Until the expedition, Portugal was an insignificant, peripheral country, small in population and territory. Da Gama made it the richest nation in Europe. He also showed how the strength of a modern empire need not lie chiefly in the territory it controls but instead in sea power and commerce. England of course learnt the lesson pretty well…
Famous navigator though he was, Vasco da Gama could not quite stand today as a champion of interfaith and religious dialogue. Having set forth in 1502 on a second journey to India, da Gama twice attacked Muslim ships loaded with Hajjis, pilgrims, from and to Makkah. He had all the passengers massacred. Other episodes describe actions committed by him of such brutality to be, if anything, indication of an unsound mind. Of course, deeds of cruelty were far from uncommon in warfare centuries back. Was he merely a man of his time then? Or maybe an unconscious effect of the ferocious spirit of the pagan gods? Either way, his actions were highly reprehensible indeed.

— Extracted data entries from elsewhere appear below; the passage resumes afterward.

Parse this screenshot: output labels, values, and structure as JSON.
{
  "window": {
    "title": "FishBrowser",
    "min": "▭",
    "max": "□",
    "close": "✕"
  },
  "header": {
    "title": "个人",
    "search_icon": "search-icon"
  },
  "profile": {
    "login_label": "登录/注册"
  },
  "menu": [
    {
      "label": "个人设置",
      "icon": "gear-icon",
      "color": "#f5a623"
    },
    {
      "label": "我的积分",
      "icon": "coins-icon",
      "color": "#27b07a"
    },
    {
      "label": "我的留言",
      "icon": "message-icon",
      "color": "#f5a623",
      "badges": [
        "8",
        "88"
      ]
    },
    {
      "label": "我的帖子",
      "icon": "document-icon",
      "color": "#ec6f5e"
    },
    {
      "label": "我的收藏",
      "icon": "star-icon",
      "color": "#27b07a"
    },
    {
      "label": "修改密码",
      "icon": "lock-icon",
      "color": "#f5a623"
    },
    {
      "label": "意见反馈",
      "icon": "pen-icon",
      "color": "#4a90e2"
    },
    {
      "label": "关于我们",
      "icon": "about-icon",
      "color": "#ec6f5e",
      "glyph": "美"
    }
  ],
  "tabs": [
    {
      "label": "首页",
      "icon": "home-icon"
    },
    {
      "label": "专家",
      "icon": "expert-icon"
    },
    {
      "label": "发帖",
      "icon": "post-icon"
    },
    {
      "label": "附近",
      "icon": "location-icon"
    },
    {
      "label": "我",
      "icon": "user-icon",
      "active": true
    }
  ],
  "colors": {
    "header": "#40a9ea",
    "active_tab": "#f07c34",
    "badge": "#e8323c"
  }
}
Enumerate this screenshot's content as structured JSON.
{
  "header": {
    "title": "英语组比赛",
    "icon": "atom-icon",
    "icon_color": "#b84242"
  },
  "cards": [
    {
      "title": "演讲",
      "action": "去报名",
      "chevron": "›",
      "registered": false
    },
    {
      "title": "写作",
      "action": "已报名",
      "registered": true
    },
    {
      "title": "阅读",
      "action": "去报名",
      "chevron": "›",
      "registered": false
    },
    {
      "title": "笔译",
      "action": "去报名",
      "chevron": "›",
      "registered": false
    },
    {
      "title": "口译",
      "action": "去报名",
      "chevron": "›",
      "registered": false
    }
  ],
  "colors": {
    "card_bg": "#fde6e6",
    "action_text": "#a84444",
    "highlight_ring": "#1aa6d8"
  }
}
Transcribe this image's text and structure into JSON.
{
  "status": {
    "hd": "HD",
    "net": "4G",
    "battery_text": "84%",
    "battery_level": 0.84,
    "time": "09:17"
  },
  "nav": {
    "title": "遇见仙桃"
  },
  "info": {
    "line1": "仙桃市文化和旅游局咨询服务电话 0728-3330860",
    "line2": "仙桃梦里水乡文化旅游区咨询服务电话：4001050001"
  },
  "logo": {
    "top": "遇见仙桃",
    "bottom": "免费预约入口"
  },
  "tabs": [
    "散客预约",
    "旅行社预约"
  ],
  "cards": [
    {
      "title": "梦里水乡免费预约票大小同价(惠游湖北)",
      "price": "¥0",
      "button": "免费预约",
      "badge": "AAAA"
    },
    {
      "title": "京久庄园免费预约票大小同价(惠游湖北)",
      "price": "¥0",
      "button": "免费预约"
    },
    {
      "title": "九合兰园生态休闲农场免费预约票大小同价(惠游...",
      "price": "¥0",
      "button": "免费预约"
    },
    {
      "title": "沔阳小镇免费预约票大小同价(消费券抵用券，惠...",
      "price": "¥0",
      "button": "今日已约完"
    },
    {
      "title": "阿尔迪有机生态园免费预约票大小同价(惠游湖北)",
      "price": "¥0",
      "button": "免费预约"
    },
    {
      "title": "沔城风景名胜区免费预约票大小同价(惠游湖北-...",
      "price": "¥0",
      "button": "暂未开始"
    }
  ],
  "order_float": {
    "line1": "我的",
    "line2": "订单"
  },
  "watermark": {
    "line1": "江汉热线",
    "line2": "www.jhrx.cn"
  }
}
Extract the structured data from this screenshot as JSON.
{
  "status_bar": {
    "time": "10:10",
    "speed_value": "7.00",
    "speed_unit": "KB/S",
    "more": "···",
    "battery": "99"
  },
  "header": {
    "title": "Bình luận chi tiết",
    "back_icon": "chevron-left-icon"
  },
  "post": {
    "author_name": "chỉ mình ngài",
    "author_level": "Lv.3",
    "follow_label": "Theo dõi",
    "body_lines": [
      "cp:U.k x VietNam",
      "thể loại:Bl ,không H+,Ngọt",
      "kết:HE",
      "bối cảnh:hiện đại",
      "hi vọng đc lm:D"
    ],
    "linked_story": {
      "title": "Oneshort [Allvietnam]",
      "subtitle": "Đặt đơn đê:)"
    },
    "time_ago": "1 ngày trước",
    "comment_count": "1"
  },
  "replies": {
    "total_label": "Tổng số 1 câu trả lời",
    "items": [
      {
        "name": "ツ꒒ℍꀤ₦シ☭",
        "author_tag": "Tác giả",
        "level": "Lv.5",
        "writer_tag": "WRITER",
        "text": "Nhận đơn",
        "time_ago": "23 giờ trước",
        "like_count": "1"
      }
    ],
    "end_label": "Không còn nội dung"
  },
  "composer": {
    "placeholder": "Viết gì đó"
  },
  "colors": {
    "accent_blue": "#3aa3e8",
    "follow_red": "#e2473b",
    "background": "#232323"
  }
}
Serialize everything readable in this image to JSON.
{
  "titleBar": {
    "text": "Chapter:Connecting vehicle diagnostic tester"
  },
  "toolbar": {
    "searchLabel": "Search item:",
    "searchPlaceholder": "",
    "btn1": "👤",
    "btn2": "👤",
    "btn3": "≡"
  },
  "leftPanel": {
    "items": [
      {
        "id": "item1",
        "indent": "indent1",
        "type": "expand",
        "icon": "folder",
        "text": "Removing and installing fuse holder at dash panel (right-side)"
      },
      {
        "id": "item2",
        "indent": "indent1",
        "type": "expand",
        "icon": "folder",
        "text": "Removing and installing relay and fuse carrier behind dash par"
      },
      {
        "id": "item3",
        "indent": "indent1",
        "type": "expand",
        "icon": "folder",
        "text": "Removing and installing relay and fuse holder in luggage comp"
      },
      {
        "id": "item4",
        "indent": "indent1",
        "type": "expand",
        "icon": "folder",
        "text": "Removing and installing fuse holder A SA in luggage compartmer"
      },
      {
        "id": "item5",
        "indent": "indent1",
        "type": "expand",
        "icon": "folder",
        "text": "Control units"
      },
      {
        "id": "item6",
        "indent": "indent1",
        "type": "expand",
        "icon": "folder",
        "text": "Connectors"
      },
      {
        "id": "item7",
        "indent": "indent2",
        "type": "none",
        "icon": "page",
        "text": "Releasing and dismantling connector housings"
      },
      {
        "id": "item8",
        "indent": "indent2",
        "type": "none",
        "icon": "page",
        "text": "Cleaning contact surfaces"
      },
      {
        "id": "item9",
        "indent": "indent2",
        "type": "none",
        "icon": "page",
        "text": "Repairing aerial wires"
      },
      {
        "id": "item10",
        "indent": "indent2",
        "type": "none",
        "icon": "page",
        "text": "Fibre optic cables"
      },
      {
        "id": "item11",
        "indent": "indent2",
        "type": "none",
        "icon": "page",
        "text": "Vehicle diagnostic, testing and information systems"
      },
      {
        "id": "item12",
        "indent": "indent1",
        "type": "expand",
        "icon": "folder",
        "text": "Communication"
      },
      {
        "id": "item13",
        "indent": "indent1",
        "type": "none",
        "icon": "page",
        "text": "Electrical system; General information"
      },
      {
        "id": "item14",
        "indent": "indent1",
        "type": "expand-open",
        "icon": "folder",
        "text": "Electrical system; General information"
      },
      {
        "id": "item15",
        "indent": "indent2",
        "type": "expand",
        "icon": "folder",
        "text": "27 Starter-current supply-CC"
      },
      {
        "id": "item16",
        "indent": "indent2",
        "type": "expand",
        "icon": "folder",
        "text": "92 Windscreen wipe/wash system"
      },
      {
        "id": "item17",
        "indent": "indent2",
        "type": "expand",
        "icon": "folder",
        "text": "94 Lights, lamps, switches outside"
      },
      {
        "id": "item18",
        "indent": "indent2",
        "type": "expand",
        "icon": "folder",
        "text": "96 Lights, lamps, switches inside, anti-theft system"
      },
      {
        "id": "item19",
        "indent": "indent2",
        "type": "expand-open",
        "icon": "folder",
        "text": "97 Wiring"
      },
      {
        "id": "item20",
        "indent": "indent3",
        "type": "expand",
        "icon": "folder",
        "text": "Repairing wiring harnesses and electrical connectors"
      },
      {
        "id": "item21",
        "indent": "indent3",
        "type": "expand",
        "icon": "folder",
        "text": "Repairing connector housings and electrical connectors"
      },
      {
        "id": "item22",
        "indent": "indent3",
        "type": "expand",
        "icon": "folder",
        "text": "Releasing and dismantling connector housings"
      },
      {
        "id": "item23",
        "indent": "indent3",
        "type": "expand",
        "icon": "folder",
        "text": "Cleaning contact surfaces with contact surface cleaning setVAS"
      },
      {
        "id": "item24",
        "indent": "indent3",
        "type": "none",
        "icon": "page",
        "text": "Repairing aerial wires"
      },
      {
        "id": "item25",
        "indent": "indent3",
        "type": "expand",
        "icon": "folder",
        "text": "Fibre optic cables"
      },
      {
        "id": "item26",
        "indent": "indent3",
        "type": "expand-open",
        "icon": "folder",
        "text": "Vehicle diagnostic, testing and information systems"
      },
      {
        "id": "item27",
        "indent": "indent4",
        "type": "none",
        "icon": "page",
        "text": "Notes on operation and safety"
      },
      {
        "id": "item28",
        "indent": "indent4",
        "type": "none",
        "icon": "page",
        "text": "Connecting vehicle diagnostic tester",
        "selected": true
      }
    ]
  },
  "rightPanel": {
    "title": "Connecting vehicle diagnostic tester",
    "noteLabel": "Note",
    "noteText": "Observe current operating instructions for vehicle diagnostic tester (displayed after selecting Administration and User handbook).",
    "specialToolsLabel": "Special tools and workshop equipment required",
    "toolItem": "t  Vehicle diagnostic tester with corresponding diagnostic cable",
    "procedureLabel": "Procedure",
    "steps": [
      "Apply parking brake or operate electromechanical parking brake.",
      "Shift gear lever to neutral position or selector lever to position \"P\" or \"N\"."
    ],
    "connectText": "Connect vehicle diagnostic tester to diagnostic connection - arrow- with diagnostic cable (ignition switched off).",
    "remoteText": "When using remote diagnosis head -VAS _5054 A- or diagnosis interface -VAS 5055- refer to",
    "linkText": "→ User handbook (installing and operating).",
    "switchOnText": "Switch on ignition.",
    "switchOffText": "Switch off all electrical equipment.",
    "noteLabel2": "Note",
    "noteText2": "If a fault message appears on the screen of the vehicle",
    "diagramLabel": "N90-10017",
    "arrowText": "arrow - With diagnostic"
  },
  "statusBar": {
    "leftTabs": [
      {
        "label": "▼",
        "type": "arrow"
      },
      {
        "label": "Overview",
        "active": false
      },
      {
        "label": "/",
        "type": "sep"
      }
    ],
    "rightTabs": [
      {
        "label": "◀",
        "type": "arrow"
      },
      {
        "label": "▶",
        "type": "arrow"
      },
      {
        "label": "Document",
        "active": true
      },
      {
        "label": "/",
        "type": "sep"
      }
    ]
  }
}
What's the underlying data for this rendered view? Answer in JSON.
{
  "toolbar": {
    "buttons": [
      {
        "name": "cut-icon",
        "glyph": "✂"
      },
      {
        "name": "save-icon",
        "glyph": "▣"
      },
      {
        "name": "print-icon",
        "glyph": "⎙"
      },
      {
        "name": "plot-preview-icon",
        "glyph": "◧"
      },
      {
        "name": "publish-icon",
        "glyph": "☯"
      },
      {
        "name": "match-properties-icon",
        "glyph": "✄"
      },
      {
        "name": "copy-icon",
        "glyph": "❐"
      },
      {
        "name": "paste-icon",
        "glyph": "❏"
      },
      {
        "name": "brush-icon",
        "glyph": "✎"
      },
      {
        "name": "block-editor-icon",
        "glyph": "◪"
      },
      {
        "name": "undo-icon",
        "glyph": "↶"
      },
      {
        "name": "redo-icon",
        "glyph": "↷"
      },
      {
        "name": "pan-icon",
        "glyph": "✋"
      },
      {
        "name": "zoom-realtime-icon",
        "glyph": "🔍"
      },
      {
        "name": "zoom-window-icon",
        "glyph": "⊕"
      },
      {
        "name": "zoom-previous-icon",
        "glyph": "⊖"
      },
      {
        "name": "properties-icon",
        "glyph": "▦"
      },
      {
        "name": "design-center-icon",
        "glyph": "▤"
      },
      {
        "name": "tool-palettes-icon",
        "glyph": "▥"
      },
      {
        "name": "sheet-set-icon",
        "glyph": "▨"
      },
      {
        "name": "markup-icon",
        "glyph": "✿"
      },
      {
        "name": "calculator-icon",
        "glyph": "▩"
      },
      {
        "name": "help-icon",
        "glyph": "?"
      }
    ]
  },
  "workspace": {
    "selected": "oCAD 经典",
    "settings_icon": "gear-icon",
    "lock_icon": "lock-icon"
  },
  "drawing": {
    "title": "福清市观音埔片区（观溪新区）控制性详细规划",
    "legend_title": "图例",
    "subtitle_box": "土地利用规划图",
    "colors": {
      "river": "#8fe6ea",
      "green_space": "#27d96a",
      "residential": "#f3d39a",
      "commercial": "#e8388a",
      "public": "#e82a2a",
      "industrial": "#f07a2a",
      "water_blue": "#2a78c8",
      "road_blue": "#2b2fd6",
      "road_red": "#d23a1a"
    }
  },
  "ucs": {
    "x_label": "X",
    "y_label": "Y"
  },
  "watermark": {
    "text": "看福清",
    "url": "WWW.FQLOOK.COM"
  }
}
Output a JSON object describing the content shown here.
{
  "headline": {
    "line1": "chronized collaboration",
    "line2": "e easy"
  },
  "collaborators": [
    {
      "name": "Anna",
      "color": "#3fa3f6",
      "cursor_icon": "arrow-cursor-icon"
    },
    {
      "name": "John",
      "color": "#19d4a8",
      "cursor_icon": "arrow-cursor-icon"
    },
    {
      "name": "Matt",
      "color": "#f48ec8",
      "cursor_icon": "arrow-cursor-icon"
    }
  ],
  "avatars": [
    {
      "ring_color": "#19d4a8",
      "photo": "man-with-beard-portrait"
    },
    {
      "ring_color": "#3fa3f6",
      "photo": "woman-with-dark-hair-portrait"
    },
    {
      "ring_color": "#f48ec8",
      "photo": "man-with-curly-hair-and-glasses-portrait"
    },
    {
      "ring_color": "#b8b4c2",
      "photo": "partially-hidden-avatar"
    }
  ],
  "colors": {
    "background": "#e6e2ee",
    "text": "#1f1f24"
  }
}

Does the key ethical problem reside with the very notion of an empire, by definition, an extensive group of states or countries brought by force under a single supreme authority or emperor? The two Iberian powers, Spain and Portugal, found themselves in dispute over the immense lands, the New World, which the voyage of Columbus in 1492 had opened up. A solution was sought with the Treaty of Tordesillas, signed in 1494. Pope Alexander VI had been asked to decide between claimants. Not an easy task without offending one side (Alexander himself was a Spaniard), His Holiness boldly drew a line along the globe, dividing it into two parts. All the lands beyond the meridian of longitude passing 370 leagues west of the Cape Verde Islands were to be the prerogative of Spain, while all the territories to the east of the Pope’s line would belong to Portugal. The latter included all of Africa and the Indian Ocean, leaving out the Indian subcontinent. That did not please the Portuguese but there were other Royal malcontents. For example, Francis I, King of France, quipped that ‘I want to examine the clause in Adam’s Will which excludes me from my share of the world’. England and Holland followed suit. Anyway, in 1578 Portugal was gobbled up by Spain and the former’s colonies were incorporated into the latter.
Those with a stronger reason to protest of course were the native peoples themselves. They never asked to lose their independence and to be taken over by foreign masters. The sensitive reader can only conclude in melancholy with the words of St Augustine: ‘What are even the greatest empires but bands of robbers?’